The hot mineral springs the Cahuilla called "Se-Khi," and the fan-palm oases of the canyons that still carry their name, made this stretch of desert livable for thousands of years; the Agua Caliente Band of Cahuilla Indians are its original inhabitants and stewards. In 1884 John Guthrie McCallum became the first permanent non-Native settler, building the adobe that is still the city's oldest standing structure and digging irrigation ditches to green the valley floor. A health-resort era followed — the Desert Inn opened in 1909 — and on the strength of its dry air and warm springs the desert stop grew into a winter resort. Palm Springs incorporated as a city in 1938.
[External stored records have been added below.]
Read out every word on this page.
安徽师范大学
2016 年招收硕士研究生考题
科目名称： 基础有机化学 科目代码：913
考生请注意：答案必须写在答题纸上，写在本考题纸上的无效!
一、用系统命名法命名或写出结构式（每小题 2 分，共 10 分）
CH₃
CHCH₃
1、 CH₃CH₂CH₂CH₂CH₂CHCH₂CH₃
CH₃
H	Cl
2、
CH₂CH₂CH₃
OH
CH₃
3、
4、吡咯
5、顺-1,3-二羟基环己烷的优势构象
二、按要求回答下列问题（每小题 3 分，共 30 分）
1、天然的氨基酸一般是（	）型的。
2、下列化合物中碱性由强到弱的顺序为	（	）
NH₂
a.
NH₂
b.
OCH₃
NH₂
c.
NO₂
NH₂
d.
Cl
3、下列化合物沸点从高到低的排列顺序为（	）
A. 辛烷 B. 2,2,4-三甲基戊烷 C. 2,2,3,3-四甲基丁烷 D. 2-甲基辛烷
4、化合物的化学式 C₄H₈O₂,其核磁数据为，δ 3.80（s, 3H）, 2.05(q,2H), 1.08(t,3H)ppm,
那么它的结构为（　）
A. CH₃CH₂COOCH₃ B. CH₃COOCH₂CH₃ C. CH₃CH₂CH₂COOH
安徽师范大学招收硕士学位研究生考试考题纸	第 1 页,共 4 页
Two hours from the Hollywood studios, Palm Springs became a movie-colony retreat in the 1920s and '30s, and after the war it turned into something the world had never quite seen: the capital of mid-century modern design. Through the 1940s, '50s, and '60s, architects filled the desert with glass-walled houses, folded-plate roofs, and breeze-block screens — the style now called Desert Modernism, and still the densest concentration of preserved mid-century modern architecture in the country. In 1963 the Palm Springs Aerial Tramway opened, climbing the sheer cliffs of Chino Canyon to Mount San Jacinto State Park; rebuilt with rotating cars in 2000, it remains the world's largest rotating tramcar. Each February, Modernism Week — founded in 2006 — brings a global design crowd back to the butterfly roofs.
Why People Visit Palm Springs California
People come to Palm Springs for the sun, the mid-century modern design, and the rare pairing of desert and mountain — palm oases on the valley floor, snow-dusted pines a tram ride above. It is bright, stylish, and walkable: the desert's design capital at the foot of Mount San Jacinto.